In what would probably be rejected as too obvious a visual metaphor in nine out of ten Hollywood movies, a Russian-American oil billionaire angered visitors and photographers visiting the Statue of Liberty in New York last week. Eugene Shvidler, born in Russia but a US citizen since 1994, parked his massive 370-foot mega yacht right in front of Lady Liberty for two weeks in April, followed by much of June, according to the New York Post.

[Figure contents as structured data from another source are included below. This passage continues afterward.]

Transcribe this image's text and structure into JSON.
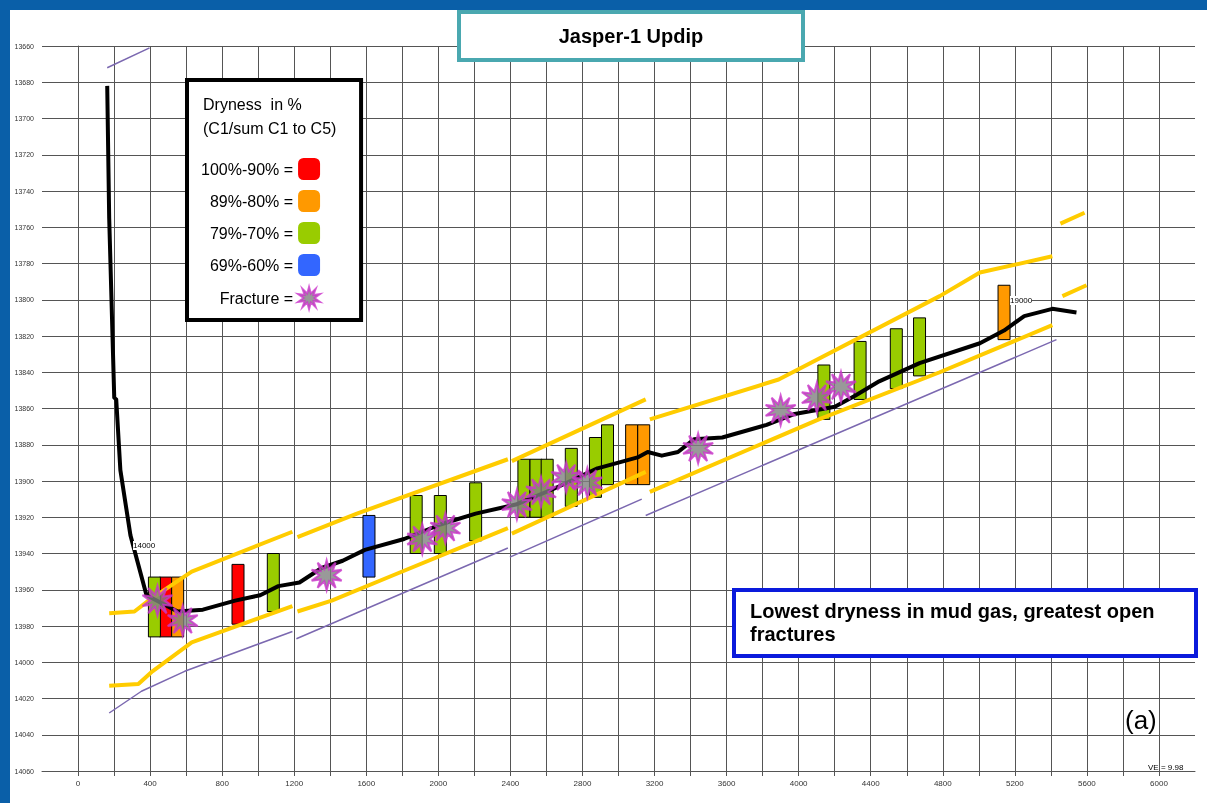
{
  "chart_data": {
    "type": "line",
    "title": "Jasper-1 Updip",
    "legend_title": "Dryness  in %\n(C1/sum C1 to C5)",
    "legend": "top left",
    "grid": true,
    "xlim": [
      -200,
      6200
    ],
    "xticks": [
      0,
      {
        "value": 200,
        "label": null
      },
      400,
      {
        "value": 600,
        "label": null
      },
      800,
      {
        "value": 1000,
        "label": null
      },
      1200,
      {
        "value": 1400,
        "label": null
      },
      1600,
      {
        "value": 1800,
        "label": null
      },
      2000,
      {
        "value": 2200,
        "label": null
      },
      2400,
      {
        "value": 2600,
        "label": null
      },
      2800,
      {
        "value": 3000,
        "label": null
      },
      3200,
      {
        "value": 3400,
        "label": null
      },
      3600,
      {
        "value": 3800,
        "label": null
      },
      4000,
      {
        "value": 4200,
        "label": null
      },
      4400,
      {
        "value": 4600,
        "label": null
      },
      4800,
      {
        "value": 5000,
        "label": null
      },
      5200,
      {
        "value": 5400,
        "label": null
      },
      5600,
      {
        "value": 5800,
        "label": null
      },
      6000
    ],
    "ylim": [
      14060,
      13660
    ],
    "yticks": [
      13660,
      13680,
      13700,
      13720,
      13740,
      13760,
      13780,
      13800,
      13820,
      13840,
      13860,
      13880,
      13900,
      13920,
      13940,
      13960,
      13980,
      14000,
      14020,
      14040,
      14060
    ],
    "annotations": [
      "Lowest dryness in mud gas, greatest open fractures",
      "(a)",
      "VE = 9.98",
      "14000",
      "19000"
    ],
    "series": [
      {
        "type": "line",
        "color": "#ffcc00",
        "marker": "none",
        "x": [
          173,
          313,
          391,
          631,
          1190,
          null,
          1218,
          1548,
          2386,
          null,
          2408,
          3151,
          null,
          3174,
          3889,
          4783,
          5006,
          5408
        ],
        "values": [
          13973,
          13972,
          13966,
          13950,
          13928,
          null,
          13931,
          13918,
          13888,
          null,
          13889,
          13855,
          null,
          13866,
          13844,
          13798,
          13785,
          13776
        ]
      },
      {
        "type": "line",
        "color": "#ffcc00",
        "marker": "none",
        "x": [
          173,
          335,
          413,
          631,
          1190,
          null,
          1218,
          1408,
          1749,
          2386,
          null,
          2408,
          3151,
          null,
          3174,
          4112,
          4783,
          5408
        ],
        "values": [
          14013,
          14012,
          14005,
          13989,
          13969,
          null,
          13972,
          13966,
          13952,
          13926,
          null,
          13929,
          13895,
          null,
          13906,
          13866,
          13840,
          13814
        ]
      },
      {
        "type": "line",
        "color": "#ffcc00",
        "marker": "none",
        "x": [
          5453,
          5587,
          null,
          5464,
          5598
        ],
        "values": [
          13758,
          13752,
          null,
          13798,
          13792
        ]
      },
      {
        "type": "line",
        "color": "#7b68b0",
        "marker": "none",
        "x": [
          173,
          352,
          592,
          1190,
          null,
          1212,
          2386,
          null,
          2397,
          3129,
          null,
          3151,
          5431,
          null,
          162,
          397
        ],
        "values": [
          14028,
          14016,
          14005,
          13983,
          null,
          13987,
          13937,
          null,
          13942,
          13910,
          null,
          13919,
          13822,
          null,
          13672,
          13661
        ]
      },
      {
        "color": "#000000",
        "marker": "none",
        "x": [
          162,
          173,
          201,
          212,
          235,
          291,
          380,
          553,
          693,
          872,
          1011,
          1112,
          1229,
          1352,
          1469,
          1592,
          1810,
          2011,
          2207,
          2430,
          2648,
          2883,
          3106,
          3162,
          3240,
          3330,
          3419,
          3576,
          3822,
          3978,
          4201,
          4313,
          4447,
          4671,
          5006,
          5140,
          5252,
          5408,
          5542
        ],
        "values": [
          13682,
          13755,
          13854,
          13855,
          13894,
          13930,
          13963,
          13972,
          13971,
          13966,
          13963,
          13958,
          13956,
          13948,
          13944,
          13938,
          13932,
          13924,
          13918,
          13913,
          13904,
          13893,
          13887,
          13884,
          13886,
          13884,
          13877,
          13876,
          13869,
          13863,
          13859,
          13853,
          13845,
          13835,
          13824,
          13817,
          13809,
          13805,
          13807
        ]
      },
      {
        "type": "bar",
        "name": "100%-90% =",
        "color": "#ff0000",
        "x": [
          486,
          888
        ],
        "base": [
          13953,
          13946
        ],
        "values": [
          33,
          33
        ]
      },
      {
        "type": "bar",
        "name": "89%-80% =",
        "color": "#ff9900",
        "x": [
          553,
          3073,
          3140,
          5140
        ],
        "base": [
          13953,
          13869,
          13869,
          13792
        ],
        "values": [
          33,
          33,
          33,
          30
        ]
      },
      {
        "type": "bar",
        "name": "79%-70% =",
        "color": "#99cc00",
        "x": [
          424,
          1084,
          1877,
          2011,
          2207,
          2475,
          2542,
          2604,
          2738,
          2872,
          2939,
          4140,
          4341,
          4542,
          4671
        ],
        "base": [
          13953,
          13940,
          13908,
          13908,
          13901,
          13888,
          13888,
          13888,
          13882,
          13876,
          13869,
          13836,
          13823,
          13816,
          13810
        ],
        "values": [
          33,
          32,
          32,
          32,
          32,
          32,
          32,
          32,
          32,
          33,
          33,
          30,
          32,
          33,
          32
        ]
      },
      {
        "type": "bar",
        "name": "69%-60% =",
        "color": "#3366ff",
        "x": [
          1615
        ],
        "base": [
          13919
        ],
        "values": [
          34
        ]
      },
      {
        "type": "scatter",
        "name": "Fracture =",
        "color": "#808080",
        "marker": "star",
        "x": [
          441,
          581,
          1380,
          1911,
          2039,
          2436,
          2570,
          2710,
          2827,
          3442,
          3900,
          4101,
          4235
        ],
        "values": [
          13966,
          13977,
          13952,
          13932,
          13926,
          13913,
          13906,
          13898,
          13901,
          13882,
          13861,
          13854,
          13848
        ]
      }
    ]
  }
}
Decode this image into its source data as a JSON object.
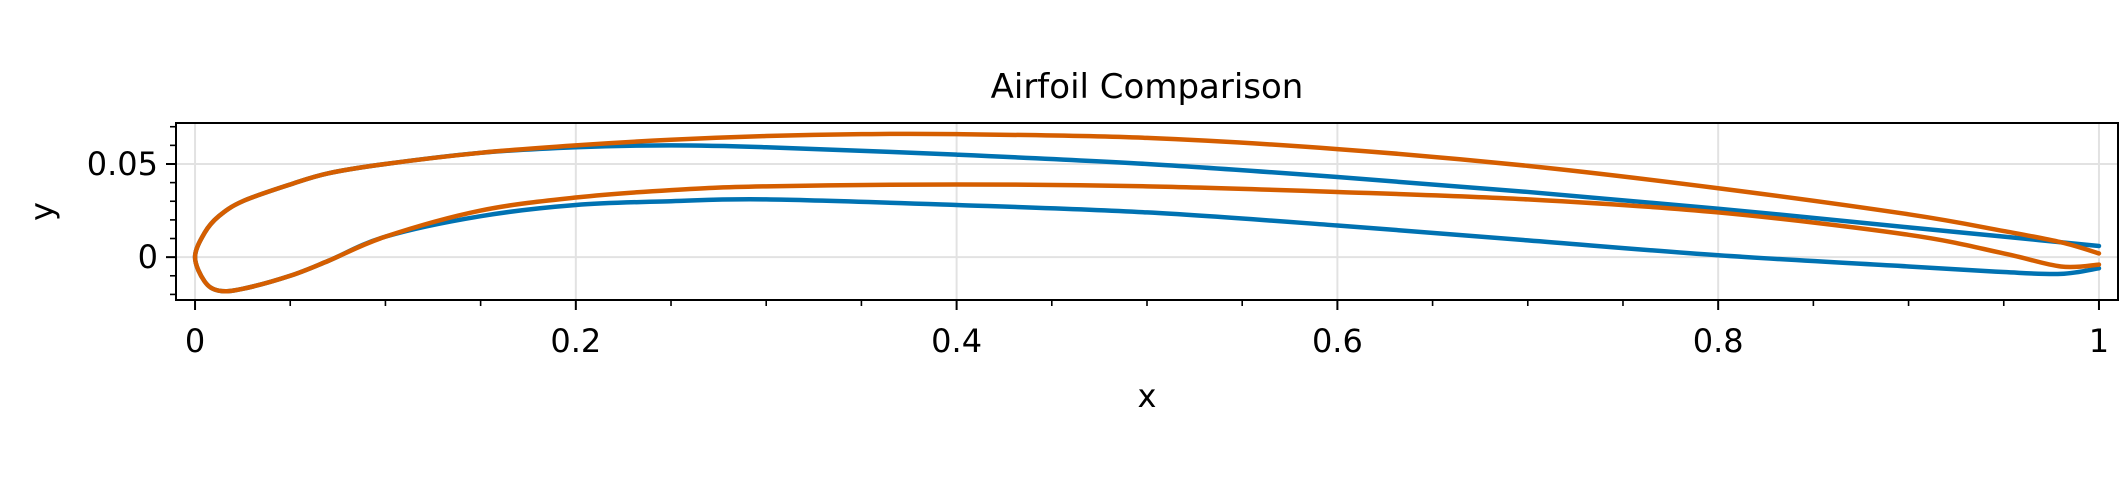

Shvidler is perfectly within his rights to anchor his ship where he did, but the unwritten norms of the area dictate that boats only remain there for a day or two at most. Roland Lewis is president of the non-profit Waterfront Alliance, an organization devoted to the shores adjacent to the statue, and he was understandably unhappy about Shvidler's actions:
"It's the people's statue versus a person's private boat. That boat is right there obstructing the parade of excursion boats that go out there to visit the statue."
In case you're interested, the name of Shvidler's yacht is Le Grand Bleu, a gift from fellow wealthy yacht enthusiast Roman Abramovich, and reportedly ranks as one of the largest in the world. Despite many visitors' displeasure with the Bleu getting in the way of their view of the Statue of Liberty, a spokesman for the Coast Guard said Shvidler won't be asked to move unless he creates "an unreasonable obstacle."
As of this writing, the yacht has left its controversial spot for less scrutinized waters, but it isn't known whether Shvidler plans to stay away for good or if this is just another trip in between stints near Liberty Island.